Is there an API that returns local persisted cluster state before the cluster state is recovered. I tried /_cluster/state?local, but it does not return the persisted state on disk, if the state is not yet initialized.

If there is no such API, I was wondering if it makes sense to add such an API. Thinking of a case where-in it makes debugging the cluster a lot easier when there is quorum loss. Instead of going through the logs, we can make this local API call and get the state. The persisted state is already parsed when the node boots up.

You're almost certainly talking about getting the state of the system if no master has been elected, because if the master has been elected but the state has not been recovered then the cluster state API gives useful responses. However the cluster state API is probably the wrong thing to rely on for investigating election issues because it doesn't include information about the discovery process, and you'd need this. It's also documented as unstable so you shouldn't rely on it much anyway.

The reason for the lack of such an API is that a sensible orchestration system should already have all the information it needs to organise a proper election. It'd only really be useful for in-depth troubleshooting, and for that kind of work it's usually more appropriate to use logs.

Agreed.
But such an API would prove helpful during quorum loss to figure out the best surviving node by comparing term and version from the cluster state output. Right now, the only way to figure out the best surviving node is using logs. With the API, I shall be able to automate this process.
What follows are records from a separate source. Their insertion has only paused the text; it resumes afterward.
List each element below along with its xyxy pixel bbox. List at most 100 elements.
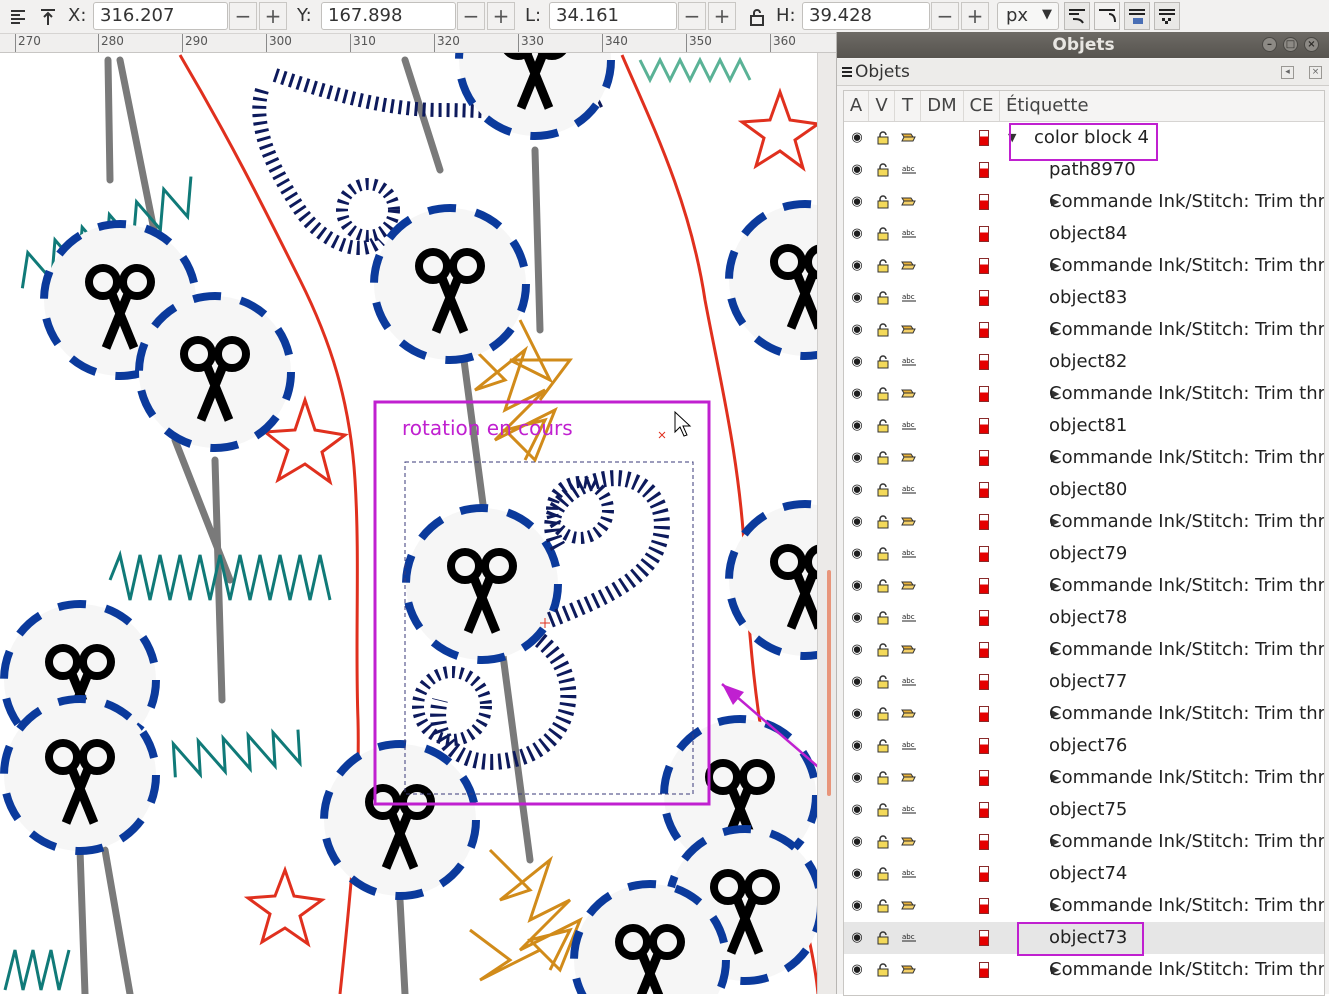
horizontal-ruler[interactable]: 270 280 290 300 310 320 330 340 350 360: [0, 34, 836, 53]
color-swatch-icon[interactable]: [979, 130, 989, 146]
color-swatch-icon[interactable]: [979, 770, 989, 786]
raise-to-top-icon[interactable]: [35, 4, 61, 30]
tree-row[interactable]: ◉ abc object77: [844, 666, 1324, 698]
visibility-eye-icon[interactable]: ◉: [849, 867, 865, 881]
color-swatch-icon[interactable]: [979, 386, 989, 402]
unlocked-icon[interactable]: [875, 611, 891, 625]
tree-row[interactable]: ◉ abc object80: [844, 474, 1324, 506]
visibility-eye-icon[interactable]: ◉: [849, 771, 865, 785]
visibility-eye-icon[interactable]: ◉: [849, 899, 865, 913]
tree-row[interactable]: ◉ abc object83: [844, 282, 1324, 314]
unlocked-icon[interactable]: [875, 675, 891, 689]
color-swatch-icon[interactable]: [979, 706, 989, 722]
unit-select[interactable]: px ▼: [997, 2, 1059, 30]
tree-row[interactable]: ◉ ▶ Commande Ink/Stitch: Trim thre: [844, 698, 1324, 730]
tree-row[interactable]: ◉ ▶ Commande Ink/Stitch: Trim thre: [844, 378, 1324, 410]
height-decrement-button[interactable]: −: [931, 2, 959, 30]
height-field[interactable]: 39.428: [802, 2, 930, 30]
color-swatch-icon[interactable]: [979, 162, 989, 178]
width-field[interactable]: 34.161: [549, 2, 677, 30]
visibility-eye-icon[interactable]: ◉: [849, 739, 865, 753]
tree-row[interactable]: ◉ abc object75: [844, 794, 1324, 826]
unlocked-icon[interactable]: [875, 771, 891, 785]
visibility-eye-icon[interactable]: ◉: [849, 483, 865, 497]
visibility-eye-icon[interactable]: ◉: [849, 163, 865, 177]
unlocked-icon[interactable]: [875, 163, 891, 177]
scrollbar-thumb[interactable]: [827, 570, 831, 796]
column-header-t[interactable]: T: [895, 91, 921, 121]
visibility-eye-icon[interactable]: ◉: [849, 323, 865, 337]
unlocked-icon[interactable]: [875, 323, 891, 337]
tree-row[interactable]: ◉ abc object82: [844, 346, 1324, 378]
width-increment-button[interactable]: +: [708, 2, 736, 30]
visibility-eye-icon[interactable]: ◉: [849, 419, 865, 433]
tree-row[interactable]: ◉ abc object74: [844, 858, 1324, 890]
maximize-icon[interactable]: □: [1283, 37, 1298, 52]
drawing-canvas[interactable]: rotation en cours: [0, 53, 836, 994]
scale-corners-toggle[interactable]: [1094, 2, 1120, 30]
visibility-eye-icon[interactable]: ◉: [849, 835, 865, 849]
y-decrement-button[interactable]: −: [457, 2, 485, 30]
column-header-v[interactable]: V: [869, 91, 895, 121]
close-icon[interactable]: ×: [1304, 37, 1319, 52]
visibility-eye-icon[interactable]: ◉: [849, 547, 865, 561]
color-swatch-icon[interactable]: [979, 642, 989, 658]
x-increment-button[interactable]: +: [259, 2, 287, 30]
tree-row[interactable]: ◉ ▶ Commande Ink/Stitch: Trim thre: [844, 186, 1324, 218]
visibility-eye-icon[interactable]: ◉: [849, 195, 865, 209]
tree-row[interactable]: ◉ abc object78: [844, 602, 1324, 634]
color-swatch-icon[interactable]: [979, 194, 989, 210]
visibility-eye-icon[interactable]: ◉: [849, 675, 865, 689]
unlocked-icon[interactable]: [875, 899, 891, 913]
unlocked-icon[interactable]: [875, 483, 891, 497]
unlocked-icon[interactable]: [875, 195, 891, 209]
visibility-eye-icon[interactable]: ◉: [849, 227, 865, 241]
unlocked-icon[interactable]: [875, 547, 891, 561]
objects-tree[interactable]: A V T DM CE Étiquette ◉ ▼ color block 4 ◉ ab…: [843, 90, 1325, 996]
color-swatch-icon[interactable]: [979, 962, 989, 978]
unlocked-icon[interactable]: [875, 867, 891, 881]
tree-row[interactable]: ◉ abc object84: [844, 218, 1324, 250]
color-swatch-icon[interactable]: [979, 450, 989, 466]
tree-row[interactable]: ◉ ▶ Commande Ink/Stitch: Trim thre: [844, 250, 1324, 282]
tree-row[interactable]: ◉ ▶ Commande Ink/Stitch: Trim thre: [844, 634, 1324, 666]
visibility-eye-icon[interactable]: ◉: [849, 611, 865, 625]
vertical-scrollbar[interactable]: [817, 53, 837, 994]
unlocked-icon[interactable]: [875, 963, 891, 977]
tree-row[interactable]: ◉ ▶ Commande Ink/Stitch: Trim thre: [844, 762, 1324, 794]
tree-row[interactable]: ◉ abc object76: [844, 730, 1324, 762]
color-swatch-icon[interactable]: [979, 258, 989, 274]
x-field[interactable]: 316.207: [93, 2, 228, 30]
dock-tab[interactable]: Objets ◂ ×: [837, 59, 1329, 86]
color-swatch-icon[interactable]: [979, 738, 989, 754]
visibility-eye-icon[interactable]: ◉: [849, 931, 865, 945]
x-decrement-button[interactable]: −: [229, 2, 257, 30]
visibility-eye-icon[interactable]: ◉: [849, 803, 865, 817]
tree-row[interactable]: ◉ ▶ Commande Ink/Stitch: Trim thre: [844, 826, 1324, 858]
y-field[interactable]: 167.898: [321, 2, 456, 30]
dock-iconify-icon[interactable]: ◂: [1281, 66, 1294, 79]
visibility-eye-icon[interactable]: ◉: [849, 963, 865, 977]
color-swatch-icon[interactable]: [979, 930, 989, 946]
width-decrement-button[interactable]: −: [678, 2, 706, 30]
color-swatch-icon[interactable]: [979, 514, 989, 530]
color-swatch-icon[interactable]: [979, 546, 989, 562]
unlocked-icon[interactable]: [875, 291, 891, 305]
unlocked-icon[interactable]: [875, 739, 891, 753]
tree-row[interactable]: ◉ ▶ Commande Ink/Stitch: Trim thre: [844, 570, 1324, 602]
visibility-eye-icon[interactable]: ◉: [849, 707, 865, 721]
unlocked-icon[interactable]: [875, 931, 891, 945]
tree-row[interactable]: ◉ abc object81: [844, 410, 1324, 442]
column-header-ce[interactable]: CE: [964, 91, 1000, 121]
tree-row[interactable]: ◉ ▶ Commande Ink/Stitch: Trim thre: [844, 890, 1324, 922]
tree-row[interactable]: ◉ ▶ Commande Ink/Stitch: Trim thre: [844, 954, 1324, 986]
unlocked-icon[interactable]: [875, 515, 891, 529]
transform-patterns-toggle[interactable]: [1154, 2, 1180, 30]
visibility-eye-icon[interactable]: ◉: [849, 451, 865, 465]
color-swatch-icon[interactable]: [979, 802, 989, 818]
align-icon[interactable]: [5, 4, 31, 30]
color-swatch-icon[interactable]: [979, 418, 989, 434]
lock-ratio-icon[interactable]: [744, 4, 770, 30]
unlocked-icon[interactable]: [875, 451, 891, 465]
unlocked-icon[interactable]: [875, 803, 891, 817]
I am confused. How does it help to identify the best surviving node, given that all of the surviving nodes might be stale?

The API can provide the cluster state metadata. The one with the highest term and cluster state version would be the latest, howsoever stale it might be, correct?
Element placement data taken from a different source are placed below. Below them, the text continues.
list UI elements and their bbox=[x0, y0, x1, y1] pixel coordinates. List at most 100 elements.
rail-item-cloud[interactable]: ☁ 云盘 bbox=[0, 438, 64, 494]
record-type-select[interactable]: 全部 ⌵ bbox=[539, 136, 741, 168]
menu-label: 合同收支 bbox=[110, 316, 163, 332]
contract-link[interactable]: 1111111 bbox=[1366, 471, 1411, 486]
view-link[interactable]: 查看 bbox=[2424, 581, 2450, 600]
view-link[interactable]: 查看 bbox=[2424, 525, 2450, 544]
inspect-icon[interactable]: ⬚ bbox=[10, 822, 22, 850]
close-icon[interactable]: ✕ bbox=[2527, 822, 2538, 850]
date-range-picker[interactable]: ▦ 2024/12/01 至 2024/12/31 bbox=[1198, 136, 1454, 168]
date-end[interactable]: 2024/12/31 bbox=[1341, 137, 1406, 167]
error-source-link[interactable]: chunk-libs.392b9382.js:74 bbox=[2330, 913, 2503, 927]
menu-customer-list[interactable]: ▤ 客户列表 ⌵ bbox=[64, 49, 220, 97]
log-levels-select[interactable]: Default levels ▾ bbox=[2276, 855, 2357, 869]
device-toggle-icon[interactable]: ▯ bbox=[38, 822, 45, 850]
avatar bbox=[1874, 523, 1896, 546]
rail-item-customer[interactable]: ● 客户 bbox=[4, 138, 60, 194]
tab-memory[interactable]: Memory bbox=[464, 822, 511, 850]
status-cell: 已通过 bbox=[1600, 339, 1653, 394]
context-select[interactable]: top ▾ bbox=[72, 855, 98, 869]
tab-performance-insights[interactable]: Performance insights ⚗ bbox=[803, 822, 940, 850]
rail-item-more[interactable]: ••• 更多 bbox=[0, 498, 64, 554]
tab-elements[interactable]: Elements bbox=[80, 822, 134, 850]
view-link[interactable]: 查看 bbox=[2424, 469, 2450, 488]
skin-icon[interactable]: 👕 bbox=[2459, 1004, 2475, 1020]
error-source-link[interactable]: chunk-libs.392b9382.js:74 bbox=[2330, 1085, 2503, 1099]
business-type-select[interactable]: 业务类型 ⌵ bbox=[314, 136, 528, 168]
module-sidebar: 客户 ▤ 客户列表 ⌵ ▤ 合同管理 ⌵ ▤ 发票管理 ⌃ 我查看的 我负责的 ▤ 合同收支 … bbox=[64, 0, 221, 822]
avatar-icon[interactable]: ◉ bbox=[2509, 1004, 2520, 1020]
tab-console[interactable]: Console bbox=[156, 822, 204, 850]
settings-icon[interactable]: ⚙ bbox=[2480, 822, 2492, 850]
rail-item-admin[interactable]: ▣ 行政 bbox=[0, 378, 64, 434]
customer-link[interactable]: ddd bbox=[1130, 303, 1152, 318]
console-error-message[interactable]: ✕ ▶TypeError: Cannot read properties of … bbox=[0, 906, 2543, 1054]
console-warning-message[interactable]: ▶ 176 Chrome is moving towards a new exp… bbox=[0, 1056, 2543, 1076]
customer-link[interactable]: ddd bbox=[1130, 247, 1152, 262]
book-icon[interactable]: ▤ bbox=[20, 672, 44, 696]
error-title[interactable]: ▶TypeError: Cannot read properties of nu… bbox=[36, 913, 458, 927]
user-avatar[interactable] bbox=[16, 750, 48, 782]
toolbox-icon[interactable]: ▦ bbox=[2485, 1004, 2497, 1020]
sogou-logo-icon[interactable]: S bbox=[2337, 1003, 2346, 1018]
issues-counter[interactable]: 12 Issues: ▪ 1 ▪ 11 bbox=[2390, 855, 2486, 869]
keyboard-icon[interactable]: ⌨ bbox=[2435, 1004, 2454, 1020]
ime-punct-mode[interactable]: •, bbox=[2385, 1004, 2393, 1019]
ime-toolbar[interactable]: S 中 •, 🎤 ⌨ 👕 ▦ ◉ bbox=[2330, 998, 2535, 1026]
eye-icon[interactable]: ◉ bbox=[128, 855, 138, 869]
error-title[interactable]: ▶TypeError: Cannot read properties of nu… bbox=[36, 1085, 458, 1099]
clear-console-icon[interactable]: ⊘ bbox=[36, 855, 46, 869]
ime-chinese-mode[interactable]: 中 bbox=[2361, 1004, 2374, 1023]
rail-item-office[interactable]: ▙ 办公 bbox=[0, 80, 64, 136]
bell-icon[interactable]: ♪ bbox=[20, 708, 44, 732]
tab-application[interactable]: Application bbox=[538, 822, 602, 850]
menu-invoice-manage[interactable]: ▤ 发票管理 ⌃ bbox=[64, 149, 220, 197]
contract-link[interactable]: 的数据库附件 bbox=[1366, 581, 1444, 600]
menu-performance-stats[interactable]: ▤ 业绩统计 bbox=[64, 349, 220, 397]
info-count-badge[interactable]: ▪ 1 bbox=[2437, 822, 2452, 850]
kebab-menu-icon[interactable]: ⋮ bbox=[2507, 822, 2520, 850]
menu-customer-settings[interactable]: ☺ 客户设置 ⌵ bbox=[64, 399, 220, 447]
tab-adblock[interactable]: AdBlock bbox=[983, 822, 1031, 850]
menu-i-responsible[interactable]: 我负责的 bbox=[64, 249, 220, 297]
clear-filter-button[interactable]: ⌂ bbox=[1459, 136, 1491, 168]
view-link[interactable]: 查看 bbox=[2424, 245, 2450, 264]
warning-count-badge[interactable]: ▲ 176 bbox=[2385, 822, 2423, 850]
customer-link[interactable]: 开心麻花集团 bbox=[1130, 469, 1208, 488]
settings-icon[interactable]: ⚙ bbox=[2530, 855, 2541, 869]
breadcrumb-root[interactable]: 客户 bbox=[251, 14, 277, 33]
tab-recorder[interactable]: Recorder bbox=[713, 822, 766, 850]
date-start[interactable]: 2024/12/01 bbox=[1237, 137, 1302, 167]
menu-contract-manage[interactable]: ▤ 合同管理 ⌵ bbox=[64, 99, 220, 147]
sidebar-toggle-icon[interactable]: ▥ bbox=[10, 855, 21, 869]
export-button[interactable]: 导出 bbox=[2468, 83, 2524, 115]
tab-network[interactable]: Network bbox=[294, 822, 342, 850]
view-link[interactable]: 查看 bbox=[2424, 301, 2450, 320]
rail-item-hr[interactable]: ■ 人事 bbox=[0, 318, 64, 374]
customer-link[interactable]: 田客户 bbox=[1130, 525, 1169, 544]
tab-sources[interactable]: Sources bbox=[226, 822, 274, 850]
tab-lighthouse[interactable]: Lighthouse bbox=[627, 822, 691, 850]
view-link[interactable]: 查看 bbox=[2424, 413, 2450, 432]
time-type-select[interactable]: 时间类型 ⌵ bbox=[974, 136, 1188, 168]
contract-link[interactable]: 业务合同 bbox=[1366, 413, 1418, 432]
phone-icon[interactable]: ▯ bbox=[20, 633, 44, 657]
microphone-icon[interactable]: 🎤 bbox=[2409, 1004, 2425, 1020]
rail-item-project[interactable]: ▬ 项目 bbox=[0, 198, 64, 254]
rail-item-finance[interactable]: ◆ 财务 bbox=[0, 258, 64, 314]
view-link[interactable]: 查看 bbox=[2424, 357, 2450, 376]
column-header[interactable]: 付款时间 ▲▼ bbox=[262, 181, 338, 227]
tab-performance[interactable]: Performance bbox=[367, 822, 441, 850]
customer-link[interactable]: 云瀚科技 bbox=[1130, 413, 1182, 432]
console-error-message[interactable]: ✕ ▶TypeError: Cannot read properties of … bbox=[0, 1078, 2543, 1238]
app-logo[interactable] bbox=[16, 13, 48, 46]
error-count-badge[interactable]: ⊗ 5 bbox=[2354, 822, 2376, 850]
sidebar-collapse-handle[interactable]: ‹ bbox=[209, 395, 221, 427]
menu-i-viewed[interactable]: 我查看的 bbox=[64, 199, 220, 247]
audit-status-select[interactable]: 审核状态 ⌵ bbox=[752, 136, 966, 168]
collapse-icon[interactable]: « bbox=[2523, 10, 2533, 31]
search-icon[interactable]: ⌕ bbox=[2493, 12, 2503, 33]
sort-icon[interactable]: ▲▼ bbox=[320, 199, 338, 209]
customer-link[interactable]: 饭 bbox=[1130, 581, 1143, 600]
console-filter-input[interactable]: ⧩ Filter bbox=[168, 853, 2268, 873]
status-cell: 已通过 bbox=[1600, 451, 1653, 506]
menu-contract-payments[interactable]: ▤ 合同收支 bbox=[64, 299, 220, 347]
No, if you've lost half or more of the master-eligible nodes in the cluster then you may not have any copies of the latest cluster state left, and crucially you cannot even tell whether that's the case or not. All the remaining copies might be stale, and using them may lead to arbitrary data loss. The only safe way to proceed in those circumstances is to restore the cluster from a snapshot.

I understand that.
I am thinking of automating the unsafe bootstrap tool for my clusters. The above API will be used to decide the best surviving nodes for this tool to do a best effort recovery.

This is a very bad idea.

This topic was automatically closed 28 days after the last reply. New replies are no longer allowed.